Eurovision and its Connection to Tourism
The Eurovision Song Contest (ESC), or simply Eurovision, is the world’s largest and longest-running international singing competition. Since its conception in Lugano, Switzerland, in 1956, Eurovision has developed from a small televised song competition intended to foster European fraternity into a global mega-event that regularly attracts thousands of travelling fans and over 180 million TV viewers (European Broadcasting Union, 2021; Linden & Linden, 2018; Raykoff & Tobin, 2007). The media significance of the Eurovision Song Contest has been well noted by scholars in disciplines such as media studies (Carniel, 2017), yet the high-profile of the Eurovision as a mega-event should warrant the attention of tourism and events scholars too.

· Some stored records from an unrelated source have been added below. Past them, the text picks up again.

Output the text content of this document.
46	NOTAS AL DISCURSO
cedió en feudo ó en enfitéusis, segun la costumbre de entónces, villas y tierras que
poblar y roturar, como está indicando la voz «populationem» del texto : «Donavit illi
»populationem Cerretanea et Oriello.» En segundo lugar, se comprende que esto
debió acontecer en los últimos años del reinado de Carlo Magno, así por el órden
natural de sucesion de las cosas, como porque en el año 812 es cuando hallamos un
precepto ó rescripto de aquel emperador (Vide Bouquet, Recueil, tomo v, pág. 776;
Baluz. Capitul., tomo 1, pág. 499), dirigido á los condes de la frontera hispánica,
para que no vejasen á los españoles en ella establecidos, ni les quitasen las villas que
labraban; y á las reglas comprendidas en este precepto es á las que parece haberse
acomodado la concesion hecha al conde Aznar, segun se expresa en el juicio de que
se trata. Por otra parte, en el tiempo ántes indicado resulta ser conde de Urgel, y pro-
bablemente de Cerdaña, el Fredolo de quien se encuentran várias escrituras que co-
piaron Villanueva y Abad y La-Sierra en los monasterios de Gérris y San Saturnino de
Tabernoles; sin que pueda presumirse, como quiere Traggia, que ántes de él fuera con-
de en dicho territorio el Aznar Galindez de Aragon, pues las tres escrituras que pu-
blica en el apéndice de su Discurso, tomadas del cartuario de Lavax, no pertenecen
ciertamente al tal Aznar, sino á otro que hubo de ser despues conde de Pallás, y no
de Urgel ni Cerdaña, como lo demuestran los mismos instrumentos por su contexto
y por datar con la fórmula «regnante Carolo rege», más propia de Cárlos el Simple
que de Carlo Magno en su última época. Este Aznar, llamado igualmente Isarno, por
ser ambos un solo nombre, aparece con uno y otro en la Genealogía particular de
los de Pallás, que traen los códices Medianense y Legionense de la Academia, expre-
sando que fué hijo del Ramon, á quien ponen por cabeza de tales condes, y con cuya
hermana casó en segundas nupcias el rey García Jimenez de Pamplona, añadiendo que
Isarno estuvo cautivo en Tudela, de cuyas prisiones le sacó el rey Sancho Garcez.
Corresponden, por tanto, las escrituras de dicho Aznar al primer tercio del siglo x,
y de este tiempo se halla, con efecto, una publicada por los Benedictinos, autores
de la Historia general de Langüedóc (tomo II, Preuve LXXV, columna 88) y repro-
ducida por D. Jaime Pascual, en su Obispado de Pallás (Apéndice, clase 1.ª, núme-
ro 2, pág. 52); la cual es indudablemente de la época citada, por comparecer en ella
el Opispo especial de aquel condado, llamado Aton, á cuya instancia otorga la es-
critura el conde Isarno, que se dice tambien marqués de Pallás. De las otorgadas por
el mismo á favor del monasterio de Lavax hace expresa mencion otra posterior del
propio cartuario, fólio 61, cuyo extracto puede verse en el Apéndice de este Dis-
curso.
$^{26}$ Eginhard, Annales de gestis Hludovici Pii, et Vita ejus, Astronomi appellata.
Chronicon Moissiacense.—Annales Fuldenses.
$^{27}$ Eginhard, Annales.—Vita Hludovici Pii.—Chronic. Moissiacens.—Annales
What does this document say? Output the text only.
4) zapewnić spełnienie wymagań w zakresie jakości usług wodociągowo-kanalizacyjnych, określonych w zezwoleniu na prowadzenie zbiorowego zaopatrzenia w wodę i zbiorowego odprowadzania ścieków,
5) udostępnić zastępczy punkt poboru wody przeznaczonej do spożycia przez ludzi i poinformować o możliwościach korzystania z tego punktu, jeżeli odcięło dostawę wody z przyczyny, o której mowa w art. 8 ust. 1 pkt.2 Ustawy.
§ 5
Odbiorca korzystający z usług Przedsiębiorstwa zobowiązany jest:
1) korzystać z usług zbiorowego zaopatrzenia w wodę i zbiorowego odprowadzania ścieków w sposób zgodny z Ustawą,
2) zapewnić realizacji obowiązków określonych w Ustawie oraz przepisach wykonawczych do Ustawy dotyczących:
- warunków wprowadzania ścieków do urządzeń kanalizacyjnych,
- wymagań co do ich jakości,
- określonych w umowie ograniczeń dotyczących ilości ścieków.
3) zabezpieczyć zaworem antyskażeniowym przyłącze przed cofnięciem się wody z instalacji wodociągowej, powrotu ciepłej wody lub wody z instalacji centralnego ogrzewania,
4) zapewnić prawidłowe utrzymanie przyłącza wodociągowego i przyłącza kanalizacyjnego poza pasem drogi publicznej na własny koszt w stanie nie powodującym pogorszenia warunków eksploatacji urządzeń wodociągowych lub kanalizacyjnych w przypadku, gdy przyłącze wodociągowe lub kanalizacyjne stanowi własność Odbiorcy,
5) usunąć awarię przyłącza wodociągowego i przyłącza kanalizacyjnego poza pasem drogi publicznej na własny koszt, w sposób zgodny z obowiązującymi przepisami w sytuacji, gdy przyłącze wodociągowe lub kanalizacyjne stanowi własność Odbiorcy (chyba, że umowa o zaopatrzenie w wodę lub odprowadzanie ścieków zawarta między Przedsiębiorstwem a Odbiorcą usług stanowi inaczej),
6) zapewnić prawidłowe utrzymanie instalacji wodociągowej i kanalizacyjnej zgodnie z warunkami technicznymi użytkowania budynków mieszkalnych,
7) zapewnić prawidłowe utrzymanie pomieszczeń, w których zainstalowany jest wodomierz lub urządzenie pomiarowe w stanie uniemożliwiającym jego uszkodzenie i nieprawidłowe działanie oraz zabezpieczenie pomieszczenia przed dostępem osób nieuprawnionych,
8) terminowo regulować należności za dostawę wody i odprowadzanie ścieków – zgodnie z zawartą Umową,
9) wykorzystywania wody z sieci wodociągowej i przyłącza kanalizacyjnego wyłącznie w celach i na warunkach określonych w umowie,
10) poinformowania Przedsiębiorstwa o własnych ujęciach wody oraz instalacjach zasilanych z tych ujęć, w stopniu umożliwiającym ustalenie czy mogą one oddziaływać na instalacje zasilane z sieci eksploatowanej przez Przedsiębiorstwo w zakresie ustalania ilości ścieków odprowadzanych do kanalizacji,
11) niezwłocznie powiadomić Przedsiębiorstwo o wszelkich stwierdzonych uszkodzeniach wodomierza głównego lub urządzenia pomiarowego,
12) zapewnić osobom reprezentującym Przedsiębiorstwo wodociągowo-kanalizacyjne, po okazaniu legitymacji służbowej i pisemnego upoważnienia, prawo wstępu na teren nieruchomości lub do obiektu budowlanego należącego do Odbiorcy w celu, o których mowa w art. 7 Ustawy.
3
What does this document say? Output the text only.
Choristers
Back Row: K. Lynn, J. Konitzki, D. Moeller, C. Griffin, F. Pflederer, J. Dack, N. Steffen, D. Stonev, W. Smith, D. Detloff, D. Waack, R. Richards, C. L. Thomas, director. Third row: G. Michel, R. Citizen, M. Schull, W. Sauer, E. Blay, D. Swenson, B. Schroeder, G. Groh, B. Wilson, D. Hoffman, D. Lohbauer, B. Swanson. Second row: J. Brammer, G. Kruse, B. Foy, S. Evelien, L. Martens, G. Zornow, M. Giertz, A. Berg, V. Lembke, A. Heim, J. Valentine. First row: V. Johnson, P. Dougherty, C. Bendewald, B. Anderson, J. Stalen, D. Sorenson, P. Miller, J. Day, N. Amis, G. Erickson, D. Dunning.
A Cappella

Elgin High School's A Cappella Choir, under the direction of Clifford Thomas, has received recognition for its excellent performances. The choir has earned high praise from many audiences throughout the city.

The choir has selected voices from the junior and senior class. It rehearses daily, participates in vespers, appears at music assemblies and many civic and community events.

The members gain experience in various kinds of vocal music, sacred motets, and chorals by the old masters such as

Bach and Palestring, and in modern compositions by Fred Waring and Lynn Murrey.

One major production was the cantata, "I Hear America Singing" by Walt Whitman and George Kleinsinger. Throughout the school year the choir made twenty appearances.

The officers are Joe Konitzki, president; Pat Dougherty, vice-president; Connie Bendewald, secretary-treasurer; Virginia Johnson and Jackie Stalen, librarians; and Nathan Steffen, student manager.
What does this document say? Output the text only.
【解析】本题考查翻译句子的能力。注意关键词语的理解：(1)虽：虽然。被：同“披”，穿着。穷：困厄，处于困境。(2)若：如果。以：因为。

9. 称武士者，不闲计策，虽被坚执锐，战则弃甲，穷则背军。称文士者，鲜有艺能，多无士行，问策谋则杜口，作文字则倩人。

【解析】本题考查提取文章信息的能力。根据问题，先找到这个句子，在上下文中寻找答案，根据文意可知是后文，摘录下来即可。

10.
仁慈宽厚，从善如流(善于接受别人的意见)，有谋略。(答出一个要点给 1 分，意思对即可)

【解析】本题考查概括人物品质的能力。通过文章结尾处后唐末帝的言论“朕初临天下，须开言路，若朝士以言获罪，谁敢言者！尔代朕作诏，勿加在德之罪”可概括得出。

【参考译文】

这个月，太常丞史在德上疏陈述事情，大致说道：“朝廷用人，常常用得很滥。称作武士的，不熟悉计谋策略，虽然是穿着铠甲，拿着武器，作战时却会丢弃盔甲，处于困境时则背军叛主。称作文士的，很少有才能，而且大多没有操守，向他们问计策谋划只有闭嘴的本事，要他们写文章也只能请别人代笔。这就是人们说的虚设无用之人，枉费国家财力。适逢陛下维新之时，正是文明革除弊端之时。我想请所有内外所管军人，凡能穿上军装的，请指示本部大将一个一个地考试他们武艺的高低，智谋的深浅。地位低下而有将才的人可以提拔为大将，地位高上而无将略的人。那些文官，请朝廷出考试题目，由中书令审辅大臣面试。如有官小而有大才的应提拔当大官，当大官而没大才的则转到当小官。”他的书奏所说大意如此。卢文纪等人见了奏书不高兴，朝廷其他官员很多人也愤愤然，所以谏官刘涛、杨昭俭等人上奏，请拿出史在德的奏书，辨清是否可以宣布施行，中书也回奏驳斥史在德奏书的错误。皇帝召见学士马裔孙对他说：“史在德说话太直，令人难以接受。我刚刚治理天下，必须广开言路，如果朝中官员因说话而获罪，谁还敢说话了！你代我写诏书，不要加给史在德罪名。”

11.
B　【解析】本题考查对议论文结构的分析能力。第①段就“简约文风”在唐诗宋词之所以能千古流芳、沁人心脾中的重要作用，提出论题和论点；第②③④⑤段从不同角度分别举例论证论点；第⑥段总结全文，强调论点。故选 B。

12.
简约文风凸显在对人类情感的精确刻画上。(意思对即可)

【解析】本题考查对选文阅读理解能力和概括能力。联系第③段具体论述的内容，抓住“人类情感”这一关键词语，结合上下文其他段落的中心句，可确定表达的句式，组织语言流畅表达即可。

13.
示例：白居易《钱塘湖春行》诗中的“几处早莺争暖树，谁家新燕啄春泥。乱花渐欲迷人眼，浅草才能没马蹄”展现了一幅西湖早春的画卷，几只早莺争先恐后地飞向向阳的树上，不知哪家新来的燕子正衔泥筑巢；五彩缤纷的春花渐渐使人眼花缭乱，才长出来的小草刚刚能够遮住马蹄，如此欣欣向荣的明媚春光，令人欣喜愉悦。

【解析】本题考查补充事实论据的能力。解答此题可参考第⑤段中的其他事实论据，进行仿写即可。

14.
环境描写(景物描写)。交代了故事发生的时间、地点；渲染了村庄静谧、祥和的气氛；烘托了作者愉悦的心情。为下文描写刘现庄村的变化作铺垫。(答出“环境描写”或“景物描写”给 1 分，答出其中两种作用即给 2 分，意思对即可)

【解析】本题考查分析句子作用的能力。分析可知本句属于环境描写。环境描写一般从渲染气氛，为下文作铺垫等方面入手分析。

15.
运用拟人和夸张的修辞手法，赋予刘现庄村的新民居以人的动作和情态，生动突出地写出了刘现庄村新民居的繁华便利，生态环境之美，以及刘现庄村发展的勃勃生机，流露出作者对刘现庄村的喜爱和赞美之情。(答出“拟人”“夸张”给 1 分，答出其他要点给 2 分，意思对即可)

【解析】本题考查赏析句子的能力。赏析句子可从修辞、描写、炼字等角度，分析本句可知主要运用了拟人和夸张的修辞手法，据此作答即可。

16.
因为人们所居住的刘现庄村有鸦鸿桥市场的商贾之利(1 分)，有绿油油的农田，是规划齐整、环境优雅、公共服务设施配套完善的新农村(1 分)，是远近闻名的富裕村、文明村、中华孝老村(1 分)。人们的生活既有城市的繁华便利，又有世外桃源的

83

Not only does the event attract thousands of travelling fans each year, from whom tourism revenues can be generated that offset the costs of hosting the event (Boyle, 2016), but crucially, there exists an inherent relationship between hosting such an event and destination image (Jago et al., 2003; van Niekerk, 2017). Hosting the Eurovision provides invaluable opportunities for host-nations to sell themselves and promote their destination brand (Herz & Arnegger, 2017). Such destination branding plays a role in broader efforts by host nations to use Eurovision as a tool for soft diplomacy (Grix & Houlihan, 2014; Grix & Lee, 2013), cultural diplomacy (Kiel, 2020), and nation-building (Ismayilov, 2012; Militz, 2016). Characteristic of such efforts is the use of Eurovision by post-Soviet nations to project a vision of European and liberal belonging (Ismayilov, 2012). In these ways, questions of tourism in Eurovision quickly blur into questions of cultural representation, identity, as well as of domestic and international politics.
As events scholars will be aware, whilst mega-events bring with them opportunities for soft empowerment and increased tourism revenues (Grix & Houlihan, 2014; Grix & Lee, 2013), they also bring with them the threat of domestic discord (Press-Barnathan & Lutz, 2020), boycotts (Baker, 2017), and what Grix and Lee (2013) term “soft disempowerment”. Eurovision is no different, and despite its claims of being an apolitical event (EBU, n.d.), the contest has been famously embroiled in political questions, from political lyricising to block voting (Clerides & Stengos, 2012; Johnson, 2014; Wolter, 2012). As recently as 2019, Eurovision found itself subject to the threat of a boycott, with some viewers seeing the event’s claims to promote peace and international understanding as hollow (BDS, 2018). Such claims should pique the interest of scholars interested in the relationship between political consumerism, peacebuilding, and touristic events. Another important field of study on Eurovision is the meaning of the contest to its fans and the residents of host cities. Eurovision hosts usually expect tens of thousands of travelling fans each year. In particular, members of the LGBTQ+ community have been seen as particularly supportive of the event, with Eurovision regarded as a “gay Olympics”, in that it provides a platform for gay and transgender representation and visibility (Baker, 2017). The growing campness and kitsch of the contest play not only into gender and sexuality politics, but also the queer appeal as
a strategy to win over audiences (Carniel, 2019). The queer politics of Eurovision is layered and complicated. For some Eurovision is about celebrating and performing queerness and for others it is about expressing and promoting human rights. Such queer politics can also be challenged by host-nations, such as by Russia, who has routinely challenged the sexual liberation messaging of the contest (Baker, 2017).
As becomes easily apparent, Eurovision touches on a wide range of topics and themes that relate to tourism and events studies. In this presentation, we seek to introduce these themes that will form the corpus of a new publication on Eurovision, Tourism, Events and Leisure due to be published in 2024 by Channel View Publications.